Put Me Back Together(47)



The other students’ paintings paraded before my eyes, but I barely saw them. Later, I could only recall one out of the bunch, the work of a girl named Paula who always wore her curly hair in two braids. The painting featured two children at the beach, one a little black boy with a coy expression on his face, and the other a little white girl in a blue bathing suit and pigtails. The little boy’s face took up a third of the canvas, almost as though he’d run up and presented himself to be painted up close, while the little girl was farther away and had turned her back. The class agreed that it was somewhat over-painted and there wasn’t enough flow, but I found it enchanting, as I often did pictures of childhood. It was the one part of my life I could look back on without having to worry about feeling ashamed. Before I turned thirteen I had nothing to be ashamed of.


When my turn came around I nearly got up and fled the room. I only stayed in my seat because I knew a scene like that would just make them whisper about me more. I’d never felt less inclined to be evaluated as I reluctantly raised my head and prepared to face the onslaught.

“Who would like to begin?” Professor Wilkins said. She raised her eyebrows, her gaze flitting over my face. She was greeted by an avalanche of silence. Normally there were a few students who spoke first, eager to get in their comments before somebody else had the same idea and they had to come up with something new. Not for my painting, apparently. As the seconds passed, all I heard were crickets.

I was really beginning to feel like I might drown in my own misery when a pompous guy I’d never liked spoke up.

“It’s too dark,” he said. “The brightness of the sky distracts the eye and I can’t even make out the figures in front of the trees. I feel like it’s muddled.”

Gee, thanks for breaking my heart, Pompous Guy.

Unfortunately, he seemed to have triggered a reaction in the rest of the class.

“I agree,” said a girl named Haylie. “Is that a woman in the bottom right corner? Or a man? It’s hard to tell.”

“The brush strokes are distinct,” somebody threw in.

“Yes, but what does that matter if you can barely see them?”
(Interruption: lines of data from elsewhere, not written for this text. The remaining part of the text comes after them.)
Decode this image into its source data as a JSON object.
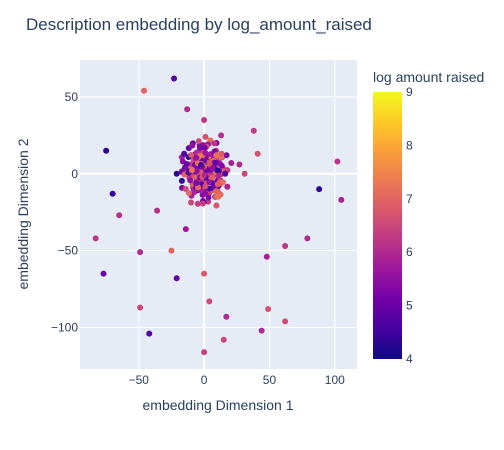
{
  "chart_data": {
    "type": "scatter",
    "title": "Description embedding by log_amount_raised",
    "xlabel": "embedding Dimension 1",
    "ylabel": "embedding Dimension 2",
    "xlim": [
      -95,
      117
    ],
    "ylim": [
      -127,
      74
    ],
    "xticks": [
      -50,
      0,
      50,
      100
    ],
    "yticks": [
      -100,
      -50,
      0,
      50
    ],
    "grid": true,
    "colorbar": {
      "title": "log amount raised",
      "min": 4,
      "max": 9,
      "ticks": [
        4,
        5,
        6,
        7,
        8,
        9
      ],
      "colorscale": [
        "#0d0887",
        "#46039f",
        "#7201a8",
        "#9c179e",
        "#bd3786",
        "#d8576b",
        "#ed7953",
        "#fb9f3a",
        "#fdca26",
        "#f0f921"
      ]
    },
    "points": [
      {
        "x": -23,
        "y": 62,
        "c": 4.8
      },
      {
        "x": -46,
        "y": 54,
        "c": 7.0
      },
      {
        "x": -13,
        "y": 42,
        "c": 6.0
      },
      {
        "x": 0,
        "y": 35,
        "c": 6.2
      },
      {
        "x": 38,
        "y": 28,
        "c": 6.3
      },
      {
        "x": 13,
        "y": 25,
        "c": 6.1
      },
      {
        "x": -75,
        "y": 15,
        "c": 4.3
      },
      {
        "x": 41,
        "y": 13,
        "c": 6.7
      },
      {
        "x": 102,
        "y": 8,
        "c": 6.2
      },
      {
        "x": 27,
        "y": 6,
        "c": 6.0
      },
      {
        "x": 31,
        "y": 0,
        "c": 6.5
      },
      {
        "x": -21,
        "y": 0,
        "c": 4.3
      },
      {
        "x": 88,
        "y": -10,
        "c": 4.3
      },
      {
        "x": -70,
        "y": -13,
        "c": 4.4
      },
      {
        "x": 105,
        "y": -17,
        "c": 5.9
      },
      {
        "x": -36,
        "y": -24,
        "c": 6.1
      },
      {
        "x": -65,
        "y": -27,
        "c": 6.1
      },
      {
        "x": -14,
        "y": -36,
        "c": 5.7
      },
      {
        "x": -83,
        "y": -42,
        "c": 6.2
      },
      {
        "x": 62,
        "y": -47,
        "c": 6.2
      },
      {
        "x": 79,
        "y": -42,
        "c": 6.0
      },
      {
        "x": -25,
        "y": -50,
        "c": 7.0
      },
      {
        "x": -49,
        "y": -51,
        "c": 6.0
      },
      {
        "x": 48,
        "y": -54,
        "c": 5.8
      },
      {
        "x": -77,
        "y": -65,
        "c": 5.0
      },
      {
        "x": 0,
        "y": -65,
        "c": 6.8
      },
      {
        "x": -21,
        "y": -68,
        "c": 4.9
      },
      {
        "x": 4,
        "y": -83,
        "c": 6.6
      },
      {
        "x": -49,
        "y": -87,
        "c": 6.5
      },
      {
        "x": 49,
        "y": -88,
        "c": 6.7
      },
      {
        "x": 17,
        "y": -93,
        "c": 6.0
      },
      {
        "x": 62,
        "y": -96,
        "c": 6.6
      },
      {
        "x": 44,
        "y": -102,
        "c": 6.0
      },
      {
        "x": -42,
        "y": -104,
        "c": 4.8
      },
      {
        "x": 15,
        "y": -108,
        "c": 6.5
      },
      {
        "x": 0,
        "y": -116,
        "c": 6.4
      }
    ]
  }
}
“I think it just comes down to poor subject choice. A photograph with less disparity in colour and brightness would have made a much stronger painting. Of course, it would be easier to judge if we actually had the photograph to compare it to.”

I wasn’t about to mention that I hadn’t painted from a photograph.
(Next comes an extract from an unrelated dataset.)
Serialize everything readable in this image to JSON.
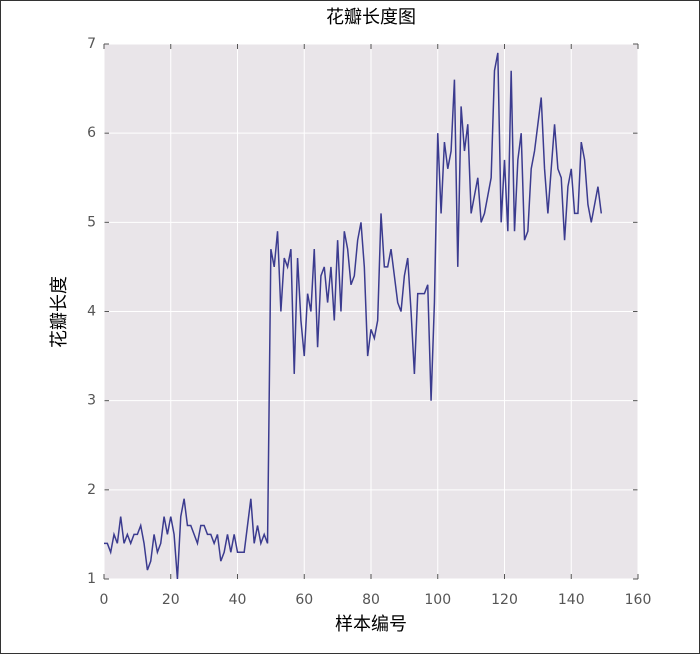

Professor Wilkins blinked silently for a few moments as the riot of flagellation came to an end. “Does anyone else have a comment to make about Katie’s painting?” she asked politely. Professor Wilkins was always so polite and proper, possibly the most well-groomed artist ever to exist in the world. She didn’t seem to know how to address the communal condemnation of my painting, except to send out the request one more time for the right answer. I wished she wouldn’t bother. I didn’t want some pity comment about the way I’d mixed my colours so well. I just wanted it to be over.

But it wasn’t.

“I like it,” I heard a voice say.

He was sitting off to my left, blocked from my view by several bodies and easels, yet I still leaned back when he spoke, as if that would better hide me from him. I’d thought he’d skipped class because the spot next to me was empty, but apparently he’d been there all the time.

Lucas.

Just the sound of his voice made my hands tremble. I hadn’t seen him since our kiss, though he’d texted me multiple times and I was pretty sure he’d come by my apartment on Sunday night and waited for a while at the door of the building when I hadn’t buzzed him in. Mariella had called to tell me a good-looking guy had asked if he could come in, that he was a friend of mine, but she’d told him that he should wait for me to let him in. I’d thanked her for that. (She wisely had not asked anything more, but I knew that wouldn’t last long.) I wished I was stronger than this, but the truth was I couldn’t bear to face him.

And now we were stuck in a very small classroom together.

“The way she painted the sky is incredible,” Lucas went on. “Both the texture and the range of colour she used. The figures are indistinct, yes, but I think that makes them more compelling. The stroke of red paint here, over the head of this figure, draws the eye, and the darkness of the trees closing in gives the impression of being trapped. Overall, I find it haunting. And beautiful.”

Professor Wilkins thanked him for his contribution then gave the painting her own evaluation, which I hardly listened to. Lucas’s words had stirred up a storm of conflicting emotions in me that I could hardly make sense of, and anyway I didn’t have the time. Class was ending and I had to get the hell out of there. I didn’t have anywhere to be. But I sure as hell didn’t want to find myself alone in the room with Lucas.

Grabbing my backpack, I gunned it for the classroom door without looking around to see where he was. I figured if I rushed, I’d certainly get ahead of him. Lucas never rushed anywhere. But I was wrong. I was the second student to burst out of the classroom doors and there he was, leaning against the lockers across the hall, waiting for me.

I didn’t want to catch his eye. I wanted to brush past him as if I hadn’t even seen him. I wanted to run like hell. But those honey-coloured eyes held me in place and I knew that running from him would be no use. He would only follow me.